Stephens was in this difficult position when Ford posted bail after staying a full day in the county jail.
Nathan said this position isn’t uncommon among Oklahomans.
“I think there are plenty of cases that I have that run the gamut of very serious violence, very difficult cases to prosecute,” Nathan said. “What makes this one different? I think what makes it sad is that it's not really that different. This one just happens to be getting the attention. Because I had a lot of cases that while the pictures may not look exactly like this, the balance was very similar.”
According to the National Coalition Against Domestic Violence, 49 percent of women in Oklahoma will experience physical violence, rape or stalking by their partner in their lifetimes. Oklahoma has the second-highest rate in the U.S. behind Alaska, which has a rate of 50 percent.
Nathan said, as a prosecutor for the DA’s office, she sees the ugliest sides of domestic abuse and the sheer amount of these cases.
“This is what domestic violence looks like — maybe it's a lot more pushing and shoving, but that's not always the case,” Nathan said. “A lot of times it's placing your hands on someone's throat and choking them until they pass out, or getting those kinds of bruises, and these are the ugly sides of the things that if you don't do this kind of work you don't see.”

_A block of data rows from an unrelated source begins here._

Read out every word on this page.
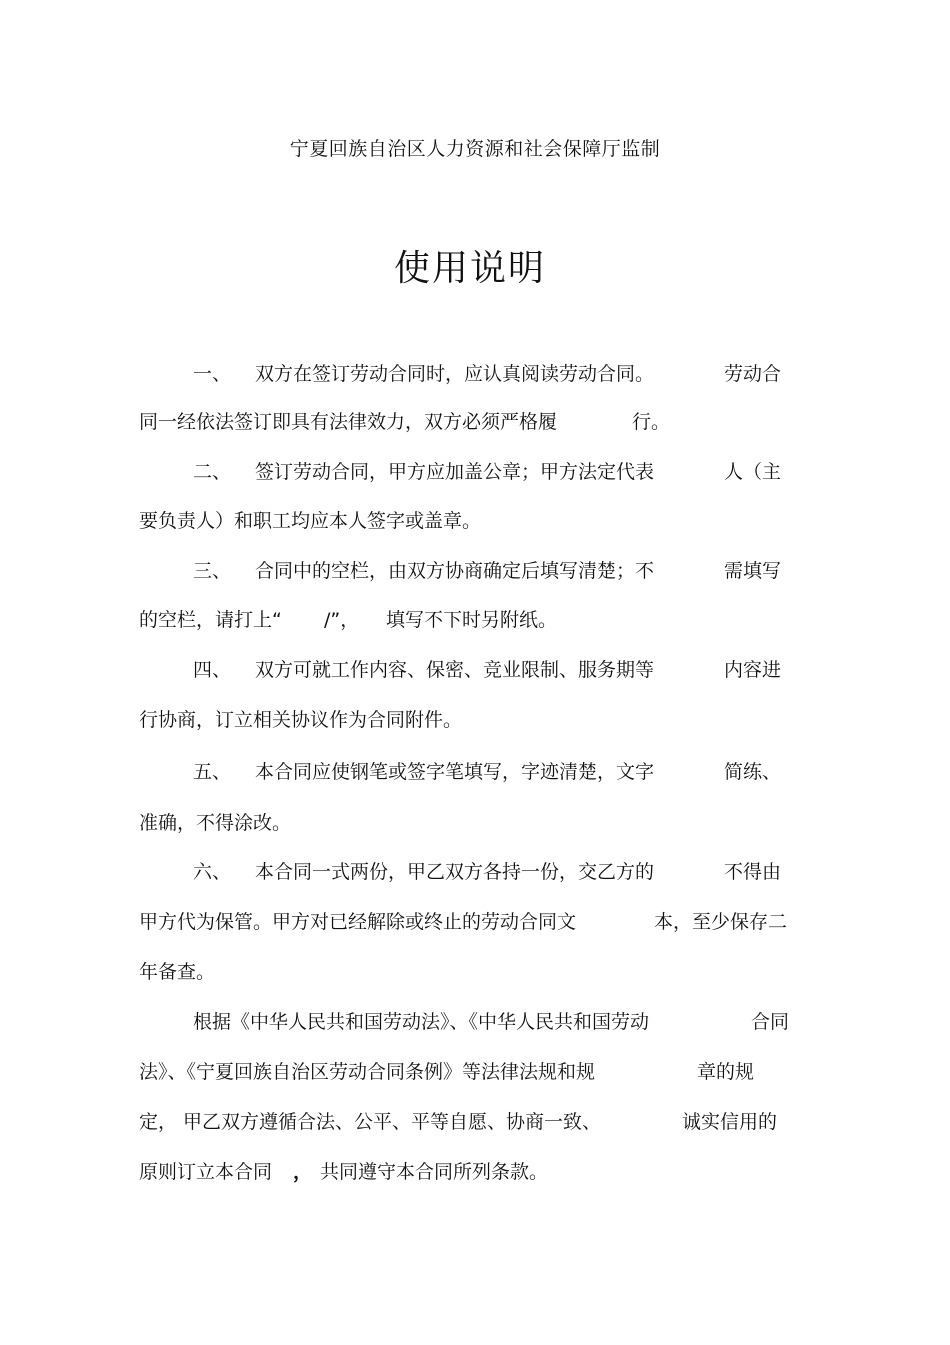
宁夏回族自治区人力资源和社会保障厅监制
使用说明
一、 双方在签订劳动合同时，应认真阅读劳动合同。	劳动合
同一经依法签订即具有法律效力，双方必须严格履	行。
二、 签订劳动合同，甲方应加盖公章；甲方法定代表	人（主
要负责人）和职工均应本人签字或盖章。
三、 合同中的空栏，由双方协商确定后填写清楚；不	需填写
的空栏，请打上“ /”， 填写不下时另附纸。
四、 双方可就工作内容、保密、竞业限制、服务期等	内容进
行协商，订立相关协议作为合同附件。
五、 本合同应使钢笔或签字笔填写，字迹清楚，文字	简练、
准确，不得涂改。
六、 本合同一式两份，甲乙双方各持一份，交乙方的	不得由
甲方代为保管。甲方对已经解除或终止的劳动合同文	本，至少保存二
年备查。
根据《中华人民共和国劳动法》、《中华人民共和国劳动	合同
法》、《宁夏回族自治区劳动合同条例》等法律法规和规	章的规
定， 甲乙双方遵循合法、公平、平等自愿、协商一致、	诚实信用的
原则订立本合同 ， 共同遵守本合同所列条款。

Nathan also said it can be hard for the victim to leave an abusive relationship because of the love they still have for the abuser, and that they try to ignore the abuse because of the relationship they’ve had.
After the incident on Oct. 1, Stephens attempted to file a protective order against Ford — one that was turned down Oct. 8 by judge Jequita Napoli.

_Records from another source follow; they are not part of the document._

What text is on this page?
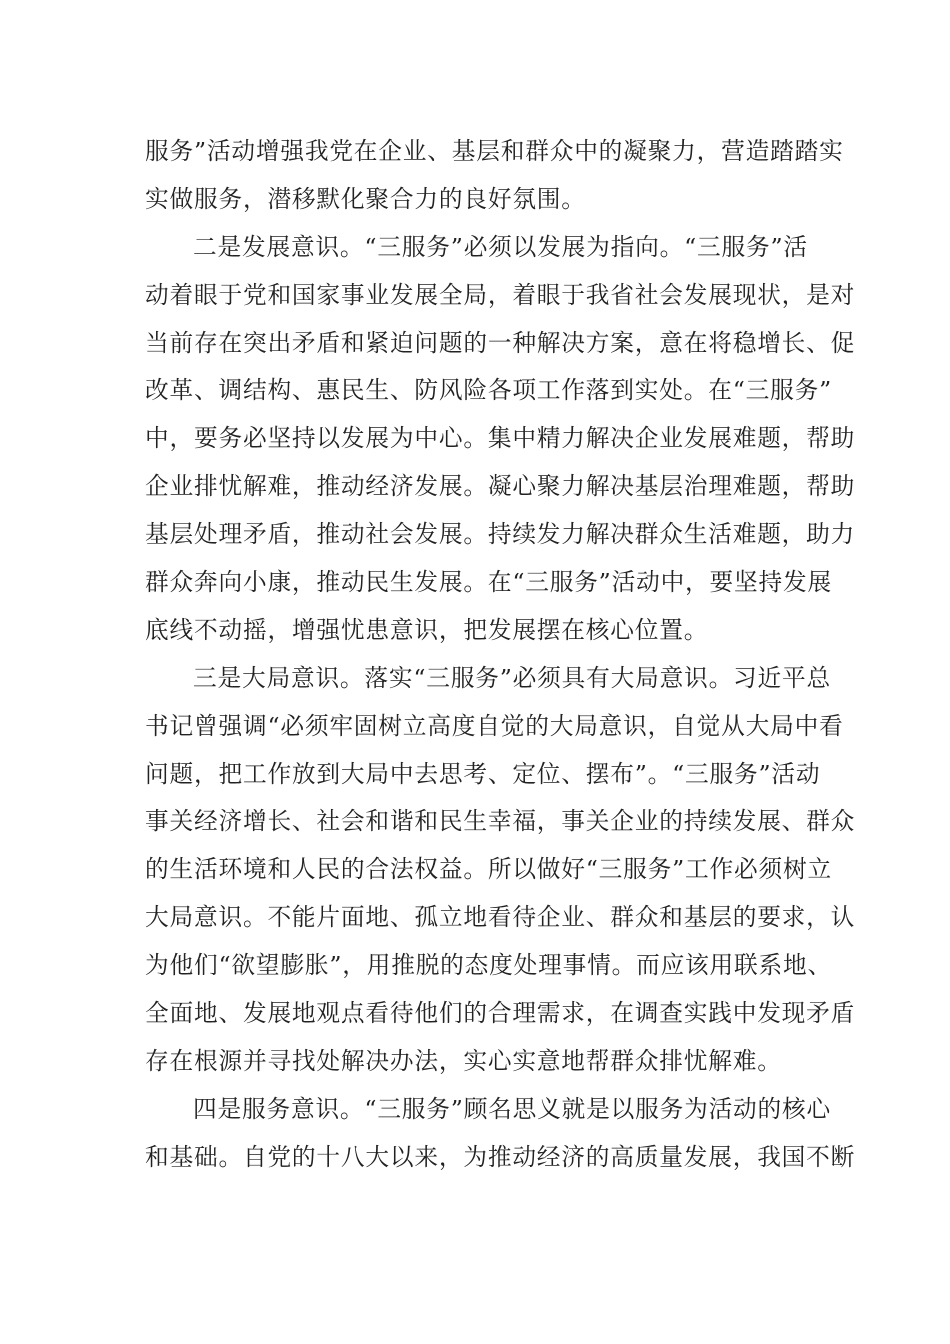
服务”活动增强我党在企业、基层和群众中的凝聚力，营造踏踏实
实做服务，潜移默化聚合力的良好氛围。
二是发展意识。“三服务”必须以发展为指向。“三服务”活
动着眼于党和国家事业发展全局，着眼于我省社会发展现状，是对
当前存在突出矛盾和紧迫问题的一种解决方案，意在将稳增长、促
改革、调结构、惠民生、防风险各项工作落到实处。在“三服务”
中，要务必坚持以发展为中心。集中精力解决企业发展难题，帮助
企业排忧解难，推动经济发展。凝心聚力解决基层治理难题，帮助
基层处理矛盾，推动社会发展。持续发力解决群众生活难题，助力
群众奔向小康，推动民生发展。在“三服务”活动中，要坚持发展
底线不动摇，增强忧患意识，把发展摆在核心位置。
三是大局意识。落实“三服务”必须具有大局意识。习近平总
书记曾强调“必须牢固树立高度自觉的大局意识，自觉从大局中看
问题，把工作放到大局中去思考、定位、摆布”。“三服务”活动
事关经济增长、社会和谐和民生幸福，事关企业的持续发展、群众
的生活环境和人民的合法权益。所以做好“三服务”工作必须树立
大局意识。不能片面地、孤立地看待企业、群众和基层的要求，认
为他们“欲望膨胀”，用推脱的态度处理事情。而应该用联系地、
全面地、发展地观点看待他们的合理需求，在调查实践中发现矛盾
存在根源并寻找处解决办法，实心实意地帮群众排忧解难。
四是服务意识。“三服务”顾名思义就是以服务为活动的核心
和基础。自党的十八大以来，为推动经济的高质量发展，我国不断
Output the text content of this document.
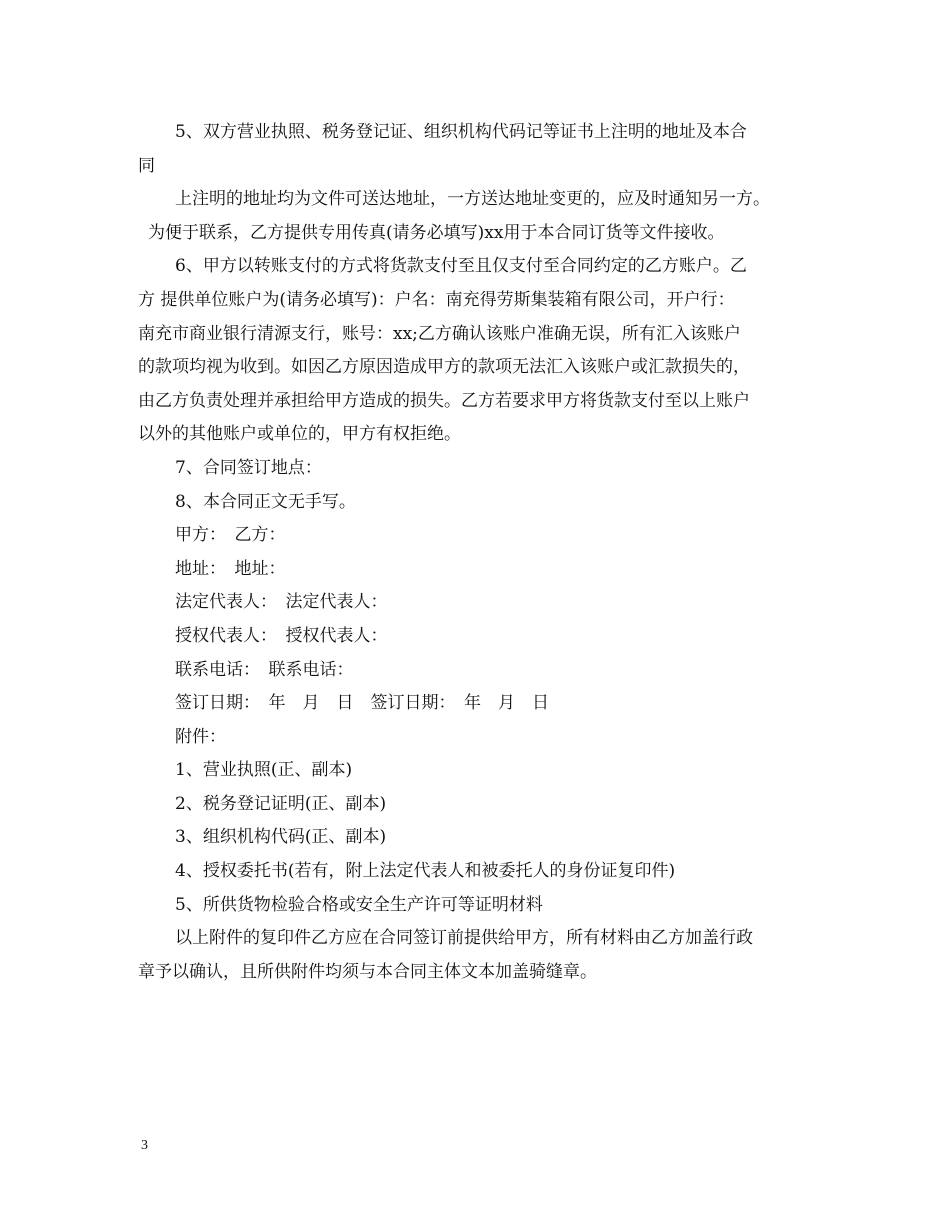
5、双方营业执照、税务登记证、组织机构代码记等证书上注明的地址及本合
同
上注明的地址均为文件可送达地址，一方送达地址变更的，应及时通知另一方。
为便于联系，乙方提供专用传真(请务必填写)xx用于本合同订货等文件接收。
6、甲方以转账支付的方式将货款支付至且仅支付至合同约定的乙方账户。乙
方 提供单位账户为(请务必填写)：户名：南充得劳斯集装箱有限公司，开户行：
南充市商业银行清源支行，账号：xx;乙方确认该账户准确无误，所有汇入该账户
的款项均视为收到。如因乙方原因造成甲方的款项无法汇入该账户或汇款损失的，
由乙方负责处理并承担给甲方造成的损失。乙方若要求甲方将货款支付至以上账户
以外的其他账户或单位的，甲方有权拒绝。
7、合同签订地点：
8、本合同正文无手写。
甲方：　乙方：
地址：　地址：
法定代表人：　法定代表人：
授权代表人：　授权代表人：
联系电话：　联系电话：
签订日期：　年　月　日　签订日期：　年　月　日
附件：
1、营业执照(正、副本)
2、税务登记证明(正、副本)
3、组织机构代码(正、副本)
4、授权委托书(若有，附上法定代表人和被委托人的身份证复印件)
5、所供货物检验合格或安全生产许可等证明材料
以上附件的复印件乙方应在合同签订前提供给甲方，所有材料由乙方加盖行政
章予以确认，且所供附件均须与本合同主体文本加盖骑缝章。
3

Nine days after the protective order was denied, Stephens was checked into the hospital with multiple severe injuries after another attack by Ford where investigators say he was trying to kill the unborn baby.
Ford turned himself in Oct. 23 — after U.S. Marshals began searching for him — and is now being held with a $250,000 bond in the Cleveland County jail.
Ford has since posted bail and is no longer listed on the Cleveland County jail roster as of Oct. 26, according to OSCN and Cleveland County Sheriff's Office Public Information Officer Joy Hampton.
The OU community heard about the incident shortly after and began having fundraisers through a GoFundMe and restaurants hosting benefits.
Stephens said the public reaction filled her heart, but she doesn’t want attention for herself — she wants to raise awareness on the issue of domestic violence.
“Seeing the support filled a part of my heart I did not know I needed,” Stephens said. “I did not bring it to the public's attention for the attention on me. I did it to bring awareness and to show that domestic violence is real and to always check on your friends.”
Almost a month after the incident, Stephens and her baby are healthy, and Stephens said she wants to be there for other domestic abuse survivors.
“I want people to know there is help out there, and if they ever feel like they don't have anyone, they can always find a friend in me,” Stephens said. “Do not ignore the signs like I did because your life is more precious than your relationship.”
For those in an abusive relationship or worried about their relationship turning abusive, Brown and Foster want to show there are options for help.
“OU Advocates are available 24/7/365 to walk you through your options,” Brown said. “OU Advocates is a free and confidential support hotline for OU community members experiencing gender-based violence. You can call or text OU Advocates any time at 405-615-0013. More information about OU Advocates can be found at ou.edu/gec/advocates.”
Foster said the Women’s Resource Center also has a 24/7 hotline 405-701-5540.